First Look: POP-X takes over Liberty Plaza

With an eye on making artwork more accessible to the general public, the Ann Arbor Art Center and a team of local artists have partnered to launch the first ever POP-X festival starting today, October 15 until October 24.

The festival features a series of 10×10 pavilions filled with exhibits from local artists and art groups. The main festival is centered on Liberty Plaza Park downtown, with live music every day, theater, picnics, and lectures on artistic engagement in the community.

The goal of the festival, according to Pop-X Director Omari Rush, is to use artwork and the festival’s central location to bring people that might not otherwise engage with art together.

Below are just a few of the artists and exhibits featured at the festival. Make sure to head downtown over the next week to check out all of the displays. Visitors should use the hashtag #a2popx to share their experience with the Ann Arbor Art Center, @A2ArtCenter, and Current magazine, @ecurrent.

The pavilions are free and open to the public everyday from 10am to 8pm.

Joe Levickas

For his exhibit, local artist Joe Levickas was concerned about how to draw people into the small huts and get them to stay once they’re there.

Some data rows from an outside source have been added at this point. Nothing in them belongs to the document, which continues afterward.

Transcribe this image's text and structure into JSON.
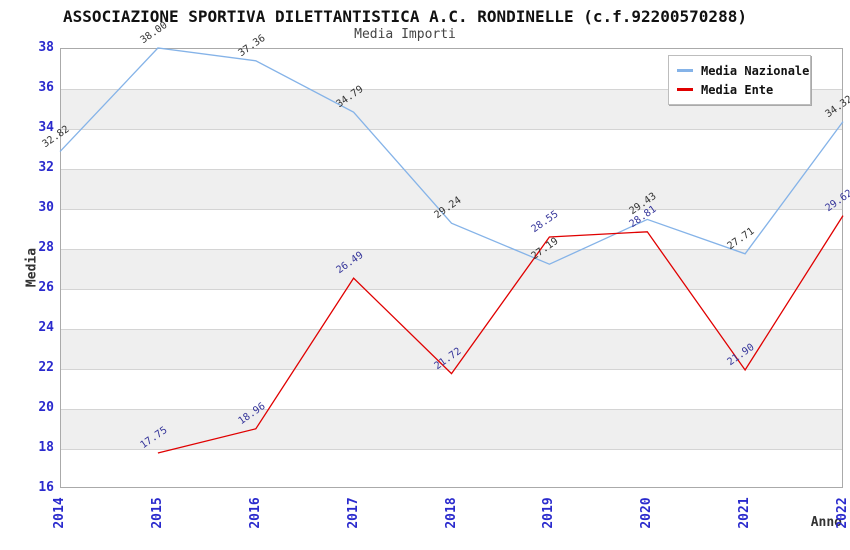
{
  "title": "ASSOCIAZIONE SPORTIVA DILETTANTISTICA A.C. RONDINELLE (c.f.92200570288)",
  "subtitle": "Media Importi",
  "y_axis": {
    "title": "Media",
    "ticks": [
      "38",
      "36",
      "34",
      "32",
      "30",
      "28",
      "26",
      "24",
      "22",
      "20",
      "18",
      "16"
    ]
  },
  "x_axis": {
    "title": "Anno",
    "ticks": [
      "2014",
      "2015",
      "2016",
      "2017",
      "2018",
      "2019",
      "2020",
      "2021",
      "2022"
    ]
  },
  "legend": {
    "items": [
      {
        "label": "Media Nazionale",
        "color": "#85B3E8"
      },
      {
        "label": "Media Ente",
        "color": "#E00000"
      }
    ]
  },
  "chart_data": {
    "type": "line",
    "x": [
      2014,
      2015,
      2016,
      2017,
      2018,
      2019,
      2020,
      2021,
      2022
    ],
    "series": [
      {
        "name": "Media Nazionale",
        "color": "#85B3E8",
        "label_color": "#333333",
        "values": [
          32.82,
          38.0,
          37.36,
          34.79,
          29.24,
          27.19,
          29.43,
          27.71,
          34.32
        ],
        "labels": [
          "32.82",
          "38.00",
          "37.36",
          "34.79",
          "29.24",
          "27.19",
          "29.43",
          "27.71",
          "34.32"
        ]
      },
      {
        "name": "Media Ente",
        "color": "#E00000",
        "label_color": "#333399",
        "values": [
          null,
          17.75,
          18.96,
          26.49,
          21.72,
          28.55,
          28.81,
          21.9,
          29.62
        ],
        "labels": [
          null,
          "17.75",
          "18.96",
          "26.49",
          "21.72",
          "28.55",
          "28.81",
          "21.90",
          "29.62"
        ]
      }
    ],
    "ylim": [
      16,
      38
    ],
    "y_tick_step": 2,
    "xlabel": "Anno",
    "ylabel": "Media",
    "grid": "horizontal, alternating shaded bands",
    "legend_position": "top-right"
  },
  "colors": {
    "background": "#FFFFFF",
    "band": "#EFEFEF",
    "gridline": "#D4D4D4",
    "frame": "#AAAAAA",
    "axis_tick_text": "#2A2ACD",
    "axis_title_text": "#333333",
    "series_nazionale": "#85B3E8",
    "series_ente": "#E00000",
    "point_label_nazionale": "#333333",
    "point_label_ente": "#333399"
  }
}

“One of the things we considered was it’s this outdoor space,” said Levickas Wednesday night. “How do you get people to spend time in this 10 by 10 space and not feel claustrophobic?”

His solution was to invite residents of Ann Arbor to a dinner party, hosted by him and a bunch of his artist friends from all across the country.

“I’ve lived in lots of different places,” said Levickas. “So we wanted to bring people together from all over the country for a specific piece.”

Brenda Oelbaum

Local political and social activist Brenda Oelbaum’s exhibit has more of an interactive element. Visitors can write down their problems and place them in a black velveteen bag and then either leave their bag full of problems with Brenda, take their problems home, or trade them for someone else's.

The goal, said Oelbaum, is to help visitors get problems off their chest – which in itself can be a relief – as well as make people more aware of the problems going on in others.

“It’s kind of bizarre having little houses in a park where a lot of people are without a home,” said Oelbaum. “A lot of people don’t come here to the park, because there’s a lot of drug activity and the police have been here more often too. I think most people, when they see other people’s problems, might not think theirs are so bad.”

There is a $10 suggested donation for taking bags home, with all proceeds from the instillation going towards the benefit of community members who have problems with basic food and clothing needs.

Chazz Miller

Like Oelbaum, Miller’s artwork comes with a message, what he calls, “a tribute to immigration.” Included in his exhibit is a proposed mural of one million selfies, for which he is currently raising funds, that would be placed in a space near the Detroit Institute of Art in downtown Detroit featuring one million selfies.

“The focus of my large-scale public art is to project inner visions of truth into the world,” said Miller. “Visions that raise the social and environmental aesthetic and that touch the individual on the deepest psychic and personal level.”

Patrons can stop by Miller’s pavilion from 10am to 7pm all week and create art with Miller, as well as view his latest piece unveiled specifically for the festival, which he said was inspired, “by a dream of the Statue of Liberty.”